Amid the messy meetings, came details about a lone scientist working from a cell phone photo who saved the day by convincing the government that a cap it considered removing was actually working as designed.

The cap that eventually stopped the oil from flowing was nearly pulled about a day after it was installed in mid-July because pressure readings looked so low that they indicated a leak elsewhere in the system. BP wanted the cap left in place and the well to stay shut, but government science advisers were firm and near unanimous in wanting the cap removed because of fear of a bigger, more catastrophic spill, the report said.

The Deepwater Horizon oil rig burns after an explosion in the Gulf of Mexico in this April 21 photo. A new study from the presidential oil spill commission describes the behind-the-scenes, excruciating tension and mistakes behind the effort to cap the well.

One scientist took a cell phone picture of pressure readings and e-mailed it to a government researcher in California for advice.

Just using that cell phone photo, Paul Hsieh, a U.S. Geological Survey scientist, created a model to explain what was happening under the cap and how — despite low pressure readings — there was no leak. He was convinced the containment cap wouldn’t blow. He got more data, which bolstered his case.

Hsieh, a research hydrologist who normally works with water, labored through the night without the aid of caffeine. He stayed up all night triple checking calculations, going on adrenaline.

“I just knew a decision had to be made the next day,” he said. “I had participated in the conference call. I had sensed the tension everyone had and that just kind of kept me going.”

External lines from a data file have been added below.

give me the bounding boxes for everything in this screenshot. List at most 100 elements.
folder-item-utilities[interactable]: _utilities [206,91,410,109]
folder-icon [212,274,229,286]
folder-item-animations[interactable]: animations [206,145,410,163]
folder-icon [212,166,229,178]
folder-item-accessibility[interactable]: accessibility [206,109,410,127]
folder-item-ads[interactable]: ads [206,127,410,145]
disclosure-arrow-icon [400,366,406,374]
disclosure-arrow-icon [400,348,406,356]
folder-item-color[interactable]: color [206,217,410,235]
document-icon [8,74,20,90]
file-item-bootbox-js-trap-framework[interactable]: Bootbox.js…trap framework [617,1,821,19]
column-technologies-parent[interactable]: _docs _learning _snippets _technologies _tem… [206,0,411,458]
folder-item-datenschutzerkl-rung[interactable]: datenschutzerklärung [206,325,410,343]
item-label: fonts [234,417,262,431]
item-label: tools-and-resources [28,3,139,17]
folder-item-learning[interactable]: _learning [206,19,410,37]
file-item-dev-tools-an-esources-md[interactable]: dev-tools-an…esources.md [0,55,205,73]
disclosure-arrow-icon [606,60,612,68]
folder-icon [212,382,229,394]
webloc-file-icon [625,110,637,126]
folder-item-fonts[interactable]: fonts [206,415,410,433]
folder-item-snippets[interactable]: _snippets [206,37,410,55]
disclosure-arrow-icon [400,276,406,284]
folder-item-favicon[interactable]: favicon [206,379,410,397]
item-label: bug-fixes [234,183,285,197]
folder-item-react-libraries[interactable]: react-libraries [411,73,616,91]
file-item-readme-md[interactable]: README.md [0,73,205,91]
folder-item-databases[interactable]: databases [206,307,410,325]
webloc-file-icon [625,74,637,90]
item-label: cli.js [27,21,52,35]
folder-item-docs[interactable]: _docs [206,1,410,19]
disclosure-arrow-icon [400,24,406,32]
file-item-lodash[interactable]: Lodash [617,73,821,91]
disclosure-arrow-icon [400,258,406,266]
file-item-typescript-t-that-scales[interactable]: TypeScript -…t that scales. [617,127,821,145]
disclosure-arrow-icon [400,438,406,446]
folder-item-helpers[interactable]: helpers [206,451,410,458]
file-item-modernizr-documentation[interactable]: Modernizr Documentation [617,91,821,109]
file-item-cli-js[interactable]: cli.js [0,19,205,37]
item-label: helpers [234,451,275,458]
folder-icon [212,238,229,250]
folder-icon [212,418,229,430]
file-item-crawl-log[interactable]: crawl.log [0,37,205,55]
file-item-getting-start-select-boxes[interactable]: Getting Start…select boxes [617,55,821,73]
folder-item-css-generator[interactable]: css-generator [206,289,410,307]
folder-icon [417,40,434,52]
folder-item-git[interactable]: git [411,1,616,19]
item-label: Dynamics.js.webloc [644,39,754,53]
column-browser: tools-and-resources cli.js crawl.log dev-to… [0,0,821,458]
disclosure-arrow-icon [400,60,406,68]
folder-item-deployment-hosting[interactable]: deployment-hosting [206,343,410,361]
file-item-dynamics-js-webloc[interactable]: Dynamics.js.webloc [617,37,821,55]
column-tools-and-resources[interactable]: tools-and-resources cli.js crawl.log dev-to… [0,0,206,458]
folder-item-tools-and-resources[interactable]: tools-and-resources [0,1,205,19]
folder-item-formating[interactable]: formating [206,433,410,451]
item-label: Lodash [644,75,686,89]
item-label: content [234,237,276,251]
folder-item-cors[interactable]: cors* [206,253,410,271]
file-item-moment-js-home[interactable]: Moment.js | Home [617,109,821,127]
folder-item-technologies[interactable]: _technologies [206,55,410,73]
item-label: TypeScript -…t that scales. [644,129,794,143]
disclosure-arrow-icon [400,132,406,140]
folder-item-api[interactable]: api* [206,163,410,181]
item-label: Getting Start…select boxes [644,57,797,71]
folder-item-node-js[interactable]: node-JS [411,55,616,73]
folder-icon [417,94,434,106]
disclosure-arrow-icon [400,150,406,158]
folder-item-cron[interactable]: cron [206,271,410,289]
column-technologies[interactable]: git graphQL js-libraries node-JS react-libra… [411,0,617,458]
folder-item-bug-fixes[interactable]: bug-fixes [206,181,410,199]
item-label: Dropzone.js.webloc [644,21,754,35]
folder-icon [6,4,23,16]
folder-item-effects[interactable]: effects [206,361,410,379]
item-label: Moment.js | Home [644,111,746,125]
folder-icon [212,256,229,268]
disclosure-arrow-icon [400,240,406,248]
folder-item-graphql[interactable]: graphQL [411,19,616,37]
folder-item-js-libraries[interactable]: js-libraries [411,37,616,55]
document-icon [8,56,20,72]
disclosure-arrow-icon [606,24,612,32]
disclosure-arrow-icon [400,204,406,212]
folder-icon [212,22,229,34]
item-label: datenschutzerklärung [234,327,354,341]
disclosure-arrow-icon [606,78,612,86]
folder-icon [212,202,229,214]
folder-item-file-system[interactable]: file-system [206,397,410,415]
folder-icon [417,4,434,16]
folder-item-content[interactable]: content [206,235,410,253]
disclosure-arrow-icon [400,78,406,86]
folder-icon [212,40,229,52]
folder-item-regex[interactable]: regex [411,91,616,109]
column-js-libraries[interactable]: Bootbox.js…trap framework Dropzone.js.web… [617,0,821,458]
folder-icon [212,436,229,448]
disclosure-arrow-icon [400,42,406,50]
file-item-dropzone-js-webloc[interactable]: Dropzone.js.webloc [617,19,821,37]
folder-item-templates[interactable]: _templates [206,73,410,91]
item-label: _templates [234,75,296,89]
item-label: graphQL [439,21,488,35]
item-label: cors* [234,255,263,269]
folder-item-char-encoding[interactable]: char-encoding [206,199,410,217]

Hsieh laid out his case and it persuaded the other scientists to wait.

The government waited six hours, then a day. Nothing happened. The cap held.

Hsieh turned out to be right.

Hsieh told The Associated Press that he was “flattered that I was portrayed well,” but said others including Energy Secretary Steven Chu, who headed the scientific team, deserve the credit.

The picture Hsieh examined was “a game changer,” said University of California at Berkeley professor Bob Bea, who analyzed the report for the AP.

“It also shows how in disarray we were,” Bea said.

Before the cap was put in place, officials had established pressure levels that would tell them whether everything was OK, there was trouble and the cap had to be removed immediately, or whether it was a wait-and-see situation. The pressure readings were in the wait-and-see zone, but political appointees discussed it further and there was a push to remove the cap. Coast Guard Admiral Kevin Cook urged officials to give the cap more time, then Hsieh’s analysis swayed them.